During the storms of last week we fell to talking about survival and the fragility of the infrastructure on which our way of life depends. We had a thirty six hour electricity outage. The sea and sky were a uniform blue-black colour, relieved only by the dim white of the breakers at the sea wall. We had no heat, light or cooking facilities. Mobile phones died. We had no access to Bear Grylls on television to show us how to source nutrients from grubs and rhizomes. The situation looked desperate. We had to fall back on conversation, left-overs of turkey and ham and the dwindling stocks of wine, beer and Baileys. We avoided ghost stories. We survived. There were no mutinies or desertions. Occasional take-away meals kept body and soul together. We enjoyed the experience but a third day without power might have tried mens’ souls beyond endurance.
Apparently 10 of those 38 KV went on the blink, excising parts of North County Dublin from the network.
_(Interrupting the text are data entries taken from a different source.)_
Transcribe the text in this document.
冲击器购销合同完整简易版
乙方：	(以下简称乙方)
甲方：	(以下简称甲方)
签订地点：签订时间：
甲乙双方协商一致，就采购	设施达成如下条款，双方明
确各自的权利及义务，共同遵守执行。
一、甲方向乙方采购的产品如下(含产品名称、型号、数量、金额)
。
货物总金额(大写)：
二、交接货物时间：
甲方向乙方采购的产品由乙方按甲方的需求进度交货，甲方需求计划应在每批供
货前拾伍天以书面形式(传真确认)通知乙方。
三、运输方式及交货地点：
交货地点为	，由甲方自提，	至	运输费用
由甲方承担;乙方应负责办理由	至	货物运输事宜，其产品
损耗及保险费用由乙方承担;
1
Huge credit is due to the ESB workers who worked tirelessly in dismal weather, to restore the supply. It is something we take for granted when it works. At the flick of a switch we command the awesome power of rivers, winds and billion year old fossil fuels, to do our bidding. It is no wonder that those who seek to disrupt our way of life, see the destruction of power sources as a quick and easy way to do so. We call them terrorists.
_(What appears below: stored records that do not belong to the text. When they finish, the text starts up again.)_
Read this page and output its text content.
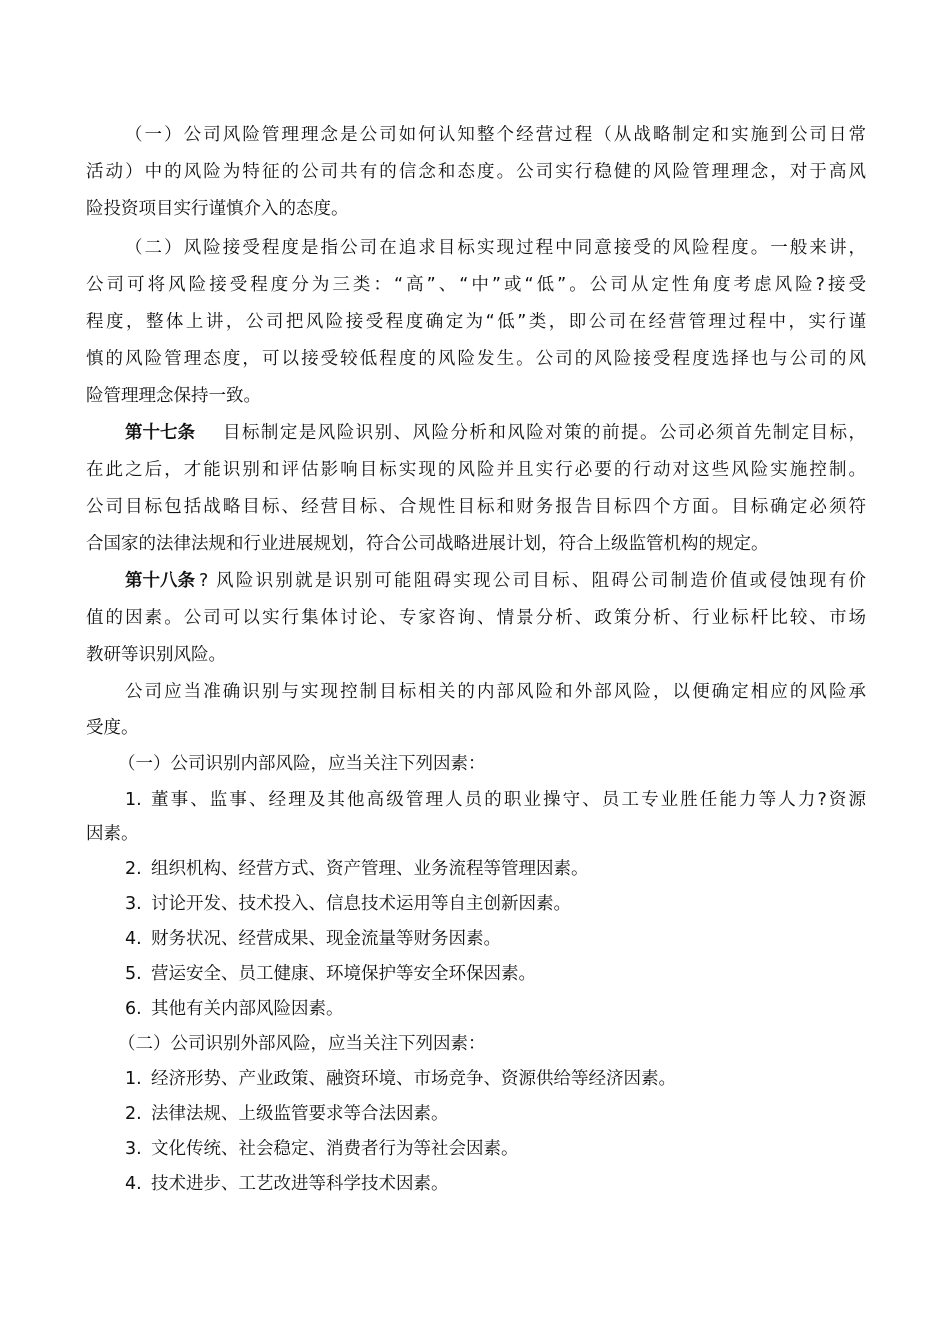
（一）公司风险管理理念是公司如何认知整个经营过程（从战略制定和实施到公司日常
活动）中的风险为特征的公司共有的信念和态度。公司实行稳健的风险管理理念，对于高风
险投资项目实行谨慎介入的态度。
（二）风险接受程度是指公司在追求目标实现过程中同意接受的风险程度。一般来讲，
公司可将风险接受程度分为三类：“高”、“中”或“低”。公司从定性角度考虑风险?接受
程度，整体上讲，公司把风险接受程度确定为“低”类，即公司在经营管理过程中，实行谨
慎的风险管理态度，可以接受较低程度的风险发生。公司的风险接受程度选择也与公司的风
险管理理念保持一致。
第十七条	目标制定是风险识别、风险分析和风险对策的前提。公司必须首先制定目标，
在此之后，才能识别和评估影响目标实现的风险并且实行必要的行动对这些风险实施控制。
公司目标包括战略目标、经营目标、合规性目标和财务报告目标四个方面。目标确定必须符
合国家的法律法规和行业进展规划，符合公司战略进展计划，符合上级监管机构的规定。
第十八条 ? 风险识别就是识别可能阻碍实现公司目标、阻碍公司制造价值或侵蚀现有价
值的因素。公司可以实行集体讨论、专家咨询、情景分析、政策分析、行业标杆比较、市场
教研等识别风险。
公司应当准确识别与实现控制目标相关的内部风险和外部风险，以便确定相应的风险承
受度。
（一）公司识别内部风险，应当关注下列因素：
1. 董事、监事、经理及其他高级管理人员的职业操守、员工专业胜任能力等人力?资源
因素。
2. 组织机构、经营方式、资产管理、业务流程等管理因素。
3. 讨论开发、技术投入、信息技术运用等自主创新因素。
4. 财务状况、经营成果、现金流量等财务因素。
5. 营运安全、员工健康、环境保护等安全环保因素。
6. 其他有关内部风险因素。
（二）公司识别外部风险，应当关注下列因素：
1. 经济形势、产业政策、融资环境、市场竞争、资源供给等经济因素。
2. 法律法规、上级监管要求等合法因素。
3. 文化传统、社会稳定、消费者行为等社会因素。
4. 技术进步、工艺改进等科学技术因素。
A documentary about the origins of the ESB and its influence on our society,was called, The Death of the Banshee. It paid tribute to those who brought light to the darkness and dispelled our primitive fears. We are in their debt. The upshot of our meditation on survival was that after we had looted the supermarkets and petrol stations and eaten all the rhizomes from the garden pond, our way of life and civilization would be a push-over to any concerted attack. It’s a flimsy construction, needing constant maintenance or else we descend again into an age of darkness.
The terrorist, asserted Brendan Behan, is the fellow with the little bomb. He had a point.
One of Franklin’s ships on the cold seabed.